Devisenmarkt
Terroralarm verhilft Euro kurzzeitig zu Kursgewinnen

dpa-afx FRANKFURT. Der Terroralarm in London hat den Eurokurs am Donnerstag kurzzeitig steigen lassen. "Die Terroranschläge galten Flugzeugen auf dem Weg von Großbritannien zu US-Flughäfen - Pfund und Dollar wurden deshalb kurzzeitig belastet, wovon der Euro profitierte", sagte Devisenexperte Rainer Sartoris von HSBC Trinkaus & Burkhardt. "Der Markt ist aber schnell zur Tagesordnung zurückgekehrt."
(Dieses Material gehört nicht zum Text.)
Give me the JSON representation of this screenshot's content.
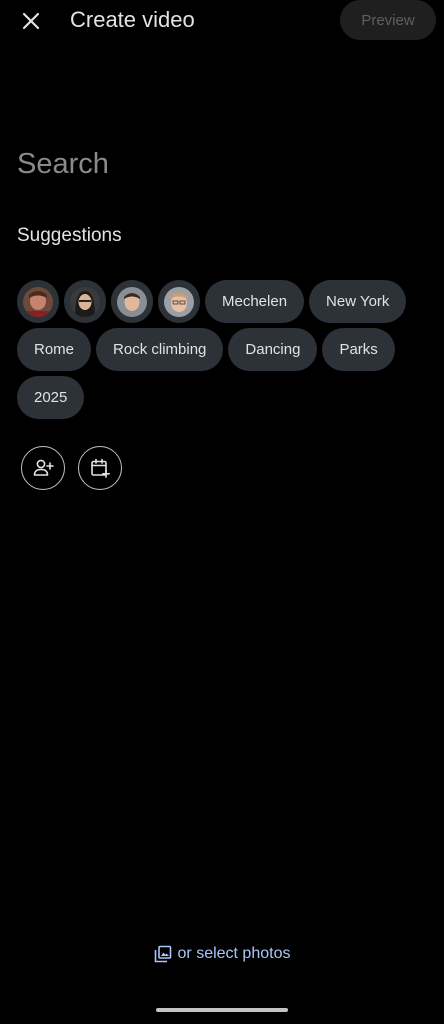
{
  "header": {
    "title": "Create video",
    "preview_label": "Preview",
    "close_icon": "close-icon"
  },
  "search": {
    "placeholder": "Search"
  },
  "suggestions": {
    "label": "Suggestions",
    "people": [
      {
        "icon": "person-avatar-1"
      },
      {
        "icon": "person-avatar-2"
      },
      {
        "icon": "person-avatar-3"
      },
      {
        "icon": "person-avatar-4"
      }
    ],
    "places": [
      "Mechelen",
      "New York",
      "Rome"
    ],
    "things": [
      "Rock climbing",
      "Dancing",
      "Parks"
    ],
    "years": [
      "2025"
    ]
  },
  "actions": {
    "add_person_icon": "add-person-icon",
    "add_date_icon": "add-date-icon"
  },
  "footer": {
    "select_photos_label": "or select photos",
    "select_photos_icon": "photo-library-icon"
  },
  "colors": {
    "background": "#000000",
    "chip": "#2d3138",
    "link": "#a8c7fa",
    "preview_bg": "#1f1f1f",
    "preview_text": "#5f5f5f"
  }
}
Auch von schwächer als erwartet ausgefallenen amerikanischen Konjunkturdaten konnte der Euro nicht nachhaltig profitieren. "Der Euro schafft es nicht, sich über der Marke von 1,29 Dollar zu etablieren", sagte Sartoris. Das US-Handelsdefizit fiel im Juni höher als erwartet aus. Auch die Erstanträge auf Arbeitslosenhilfe stiegen in der abgelaufenen Woche stärker als erwartet.

Die Gemeinschaftswährung kostete am Nachmittag 1,2 824 Dollar, nachdem er zwischenzeitlich bis auf 1,2 913 Dollar gestiegen war. Die Europäische Zentralbank (EZB) setzte den Referenzkurs auf 1,2 857 (Mittwoch: 1,2 879) Dollar fest. Der Dollar kostete damit 0,7 778 (0,7 765) Euro. Zu anderen wichtigen Währungen legte die EZB die Referenzkurse für einen Euro auf 0,6 752 (0,6 753) britische Pfund, 147,62 (148,17) japanische Yen und 1,5 768 (1,5 754) Schweizer Franken fest.